As Deputy Director of the Organisation, Butler's special assignment was internal organisation, administration and finance. He concerned himself specially with the problems of personnel and recruitment, always emphasising the importance of creating a genuinely international staff. Butler was convinced that it was possible to obtain loyal cooperation and a high standard of performance from an international staff, and he spared no effort to ensure that, in spite of the enormous difficulties presented by different languages, different systems and methods of working, and even different ways of thinking, the group of newly recruited officials should be as rapidly as possible transformed into a unified, homogeneous and loyal staff of international civil servants.

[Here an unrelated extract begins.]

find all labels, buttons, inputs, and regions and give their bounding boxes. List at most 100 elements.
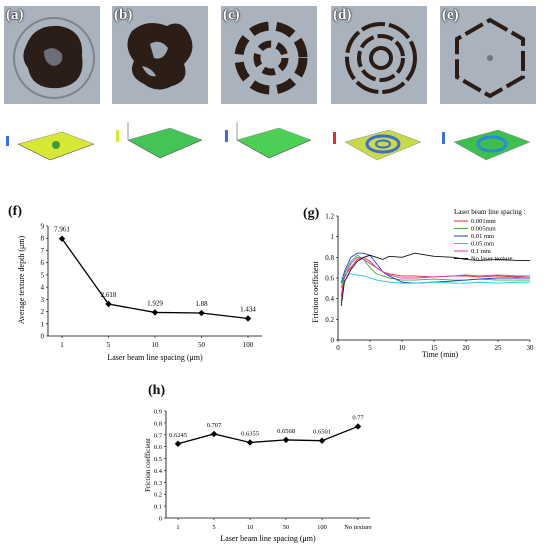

When, in 1932, Butler was appointed Director of the International Labour Office after the sudden death of Thomas, it was clear that troubled times were ahead for the Organisation. In the economic sphere, the world was under the cloud of the Great Depression. Governments restricted trade and foreign exchanges in order to safeguard their balance of payments. Unemployment mounted steadily and financial, economic and social security were progressively undermined. Political developments were no better: the Disarmament Conference was failing to reach an agreement, events in Manchuria showed that the authority of the League of Nations could be flouted with impunity, and in many countries acute political unrest verged on civil war. Butler took steps to buttress the Organisation in case another world war should break out. To his mind, the greatest single reinforcement that could be looked for was the entrance of the United States into the Organisation, which it did in 1934.
Butler also worked to enable closer and more effective participation of overseas, or extra-European, countries in the work of the Organisation. At the 1934 session of the Conference, after a delay of twelve years, the Governing Body included seven extra-European countries among the sixteen Governments represented, with corresponding increases in extra-European representation in both the Employers' and Workers' groups. Butler also took steps to intensify direct relations between the Office and overseas countries in order to better understand their conditions and needs and to provide them with assistance. Officials were sent on mission to Latin America, Asia and the Middle East. An Overseas Section was set up in the Office to ensure that greater attention should be paid to the special problems of overseas countries. In January 1936, the first Regional Conference was held in Santiago, Chile.
During Butler's term as Director of the Organisation, efforts were made to look at the labour and industrial problems of individual industries. The first such meeting was the International Textile Conference held in Washington in 1937. Other technical conferences followed on hours of work in the coal-mining, chemical and other industries. These technical tripartite conferences were the precursors of the industrial committees set up after the war.
In 1938 Butler resigned in order to accept an invitation to be Warden of the newly established Nuffield College at Oxford. He then went on to become wartime regional commissioner in England, British Minister in charge of information services in Washington, Chairman of the European League for Economic Cooperation. Throughout that time, Butler maintained a keen interest in the ILO. His appointment, in 1950, as a member of the Fact-finding and Conciliation Commission on Freedom of Association brought him into official relationship with the Organisation once again. Harold Butler died in 1951 at the age of sixty-seven.